• Balancing Icub 3438 749x388 © 2016 IIT 5101
  • IMG 3744 4373 749x388 © 2016 IIT 5103

As opposed to traditional robotic applications that require limited interaction and mobility, robots of the next generations will be required to physically interact with the environment and, on the long run, with humans. The dynamic interaction group activities aim at endowing humanoids with advanced action and physical interaction capabilities.
Our research is guided by two underpinning principles:

  • studies on human motor control are relevant for building better performing robots;
  • implementing humanoids contributes to better understanding the human motor control system.

Two different tools are at the basis of our research activities. On the one hand, iCub is the technological tool, which we contribute to develop. On the other hand, control theory is the theoretical toolset, which scientifically grounds the technological implementations. In the attempt to combine theoretical and technological development, our research activity produces sound theoretical results validated with dependable implementations on real robots. The main outcomes of our research activity are control principles, algorithms, technologies and implementations for compliant robot action and interaction. Our background is in engineering with strong competencies in physics, mathematics and computer science.


The dynamic interaction laboratory space hosts three research sub-groups: interaction modelling, estimation and control.

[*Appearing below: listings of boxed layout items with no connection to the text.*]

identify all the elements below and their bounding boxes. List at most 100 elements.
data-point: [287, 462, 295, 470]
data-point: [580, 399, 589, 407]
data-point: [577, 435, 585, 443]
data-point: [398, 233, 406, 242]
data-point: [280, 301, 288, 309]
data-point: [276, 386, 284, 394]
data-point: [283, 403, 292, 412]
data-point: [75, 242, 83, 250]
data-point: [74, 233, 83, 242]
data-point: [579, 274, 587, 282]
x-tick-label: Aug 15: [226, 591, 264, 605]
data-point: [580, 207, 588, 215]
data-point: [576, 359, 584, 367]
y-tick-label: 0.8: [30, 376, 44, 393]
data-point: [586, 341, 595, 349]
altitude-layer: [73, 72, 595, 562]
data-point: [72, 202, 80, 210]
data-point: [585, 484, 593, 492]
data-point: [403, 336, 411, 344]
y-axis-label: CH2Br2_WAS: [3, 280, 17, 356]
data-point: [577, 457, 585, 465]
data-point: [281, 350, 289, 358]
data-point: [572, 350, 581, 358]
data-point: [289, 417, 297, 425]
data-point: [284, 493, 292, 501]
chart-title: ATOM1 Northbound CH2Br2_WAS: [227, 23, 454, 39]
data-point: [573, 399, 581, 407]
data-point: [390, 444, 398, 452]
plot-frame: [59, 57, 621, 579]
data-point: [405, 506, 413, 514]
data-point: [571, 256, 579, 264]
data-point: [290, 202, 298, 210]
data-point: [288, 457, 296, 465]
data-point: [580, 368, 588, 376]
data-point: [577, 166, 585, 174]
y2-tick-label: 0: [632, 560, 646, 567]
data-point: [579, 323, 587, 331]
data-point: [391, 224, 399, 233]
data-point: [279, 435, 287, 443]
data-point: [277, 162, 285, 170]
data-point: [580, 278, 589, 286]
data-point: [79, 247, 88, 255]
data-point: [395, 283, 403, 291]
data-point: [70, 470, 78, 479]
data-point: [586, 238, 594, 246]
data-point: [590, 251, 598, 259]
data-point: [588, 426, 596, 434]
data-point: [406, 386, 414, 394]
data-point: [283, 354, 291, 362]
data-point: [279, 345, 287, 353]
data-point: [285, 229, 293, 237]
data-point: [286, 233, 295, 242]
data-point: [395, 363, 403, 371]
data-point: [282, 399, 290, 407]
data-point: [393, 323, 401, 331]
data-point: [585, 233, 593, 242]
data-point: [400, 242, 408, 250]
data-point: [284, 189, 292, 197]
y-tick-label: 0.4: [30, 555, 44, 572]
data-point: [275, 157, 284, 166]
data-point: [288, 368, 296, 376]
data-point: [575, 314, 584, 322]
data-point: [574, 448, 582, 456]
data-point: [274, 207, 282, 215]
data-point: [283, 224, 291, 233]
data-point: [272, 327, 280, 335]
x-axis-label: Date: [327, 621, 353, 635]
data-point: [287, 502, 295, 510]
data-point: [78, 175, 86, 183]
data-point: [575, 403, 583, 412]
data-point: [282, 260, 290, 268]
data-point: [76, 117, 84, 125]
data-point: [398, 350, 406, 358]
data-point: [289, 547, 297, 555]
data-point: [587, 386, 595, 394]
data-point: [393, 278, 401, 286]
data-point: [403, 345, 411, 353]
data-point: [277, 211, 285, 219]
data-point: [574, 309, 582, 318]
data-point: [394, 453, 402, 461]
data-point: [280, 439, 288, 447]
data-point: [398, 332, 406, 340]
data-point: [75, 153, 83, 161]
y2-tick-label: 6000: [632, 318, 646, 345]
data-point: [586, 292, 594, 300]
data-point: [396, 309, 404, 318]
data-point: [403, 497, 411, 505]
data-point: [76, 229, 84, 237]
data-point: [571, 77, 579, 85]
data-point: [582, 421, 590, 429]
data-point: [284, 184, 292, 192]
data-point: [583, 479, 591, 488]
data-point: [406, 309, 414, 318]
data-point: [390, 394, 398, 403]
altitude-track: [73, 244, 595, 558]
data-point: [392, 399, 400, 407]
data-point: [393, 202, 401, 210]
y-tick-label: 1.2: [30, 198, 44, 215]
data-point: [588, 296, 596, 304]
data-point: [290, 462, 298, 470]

Modelling deals with dynamic models of interaction, with the idea of simultaneously representing motion and forces. Estimation deals with the problem of accurate evaluation of those quantities that cannot be directly measured with sensors (e.g. internal forces). Control deals with the problem of controlling relevant interaction variables (e.g. exchanged forces). The group consists of about 10 researchers distributed on the three research topics. The laboratory includes one iCub, equipped with whole-body distributed tactile, inertial and force/torque sensing. Moreover, a Vicon system with force plates is available to conduct ground-truth inverse dynamics experiments in both humans and humanoids. 




Whole-body software development

The dynamic interaction control laboratory collaborates with Nikos Tsagarakis at the Advanced Robotics Department and Lorenzo Natale at the iCub facility on the topic of software development of whole-body motion control. Within the YARP software framework, they are developing software tools for modelling and controlling articulated rigid bodies.

iCub project

The dynamic interaction control laboratory collaborates with Lorenzo Natale and Giorgio Metta at the iCub facility on the development of the iCub humanoid. The focus is on aspects related to control including actuation, sensors, software, hardware and communication. The dynamic interaction control laboratory collaborates also with Luca Fiorio and Giorgio Metta at the iCub facility and with Nikos Tsagarakis on the topic of compliant actuation. Within this collaboration, the focus of my research activity is on building novel compliant actuators, which exploit a property of human muscles, nominally the ability to reject disturbances without explicitly resorting on feedback.


Analysing human biomechanics

The dynamic interaction control laboratory collaborates with with Bastien Berret at the University Paris-Sud on the topic of human biomechanical modelling. This research activity aims at understanding how the biomechanical properties of human muscles (e.g. variable compliance) influence and, in a sense simplify, the execution of complex control tasks.

Human force-motion tracking

The dynamic interaction control laboratory collaborates with Xsens Technologies B.V. on the topic of human whole-body dynamics estimation. This research focuses on building wearable devices for on-line estimating human whole-body dynamics from multiple sensor modalities (e.g. gyroscopes, accelerometers, force-platform and EMG). 

Whole-body identification

The dynamic interaction control laboratory collaborates with Alessandro Chiuso at the Università di Padova and with Lorenzo Rosasco at the Università di Genova on the topic of whole-body dynamics identification. This research aims at building dynamic models of articulated rigid body structures preserving properties (e.g. system passivity) which are fundamental for use of the identified models in synthesizing whole-body motion controllers.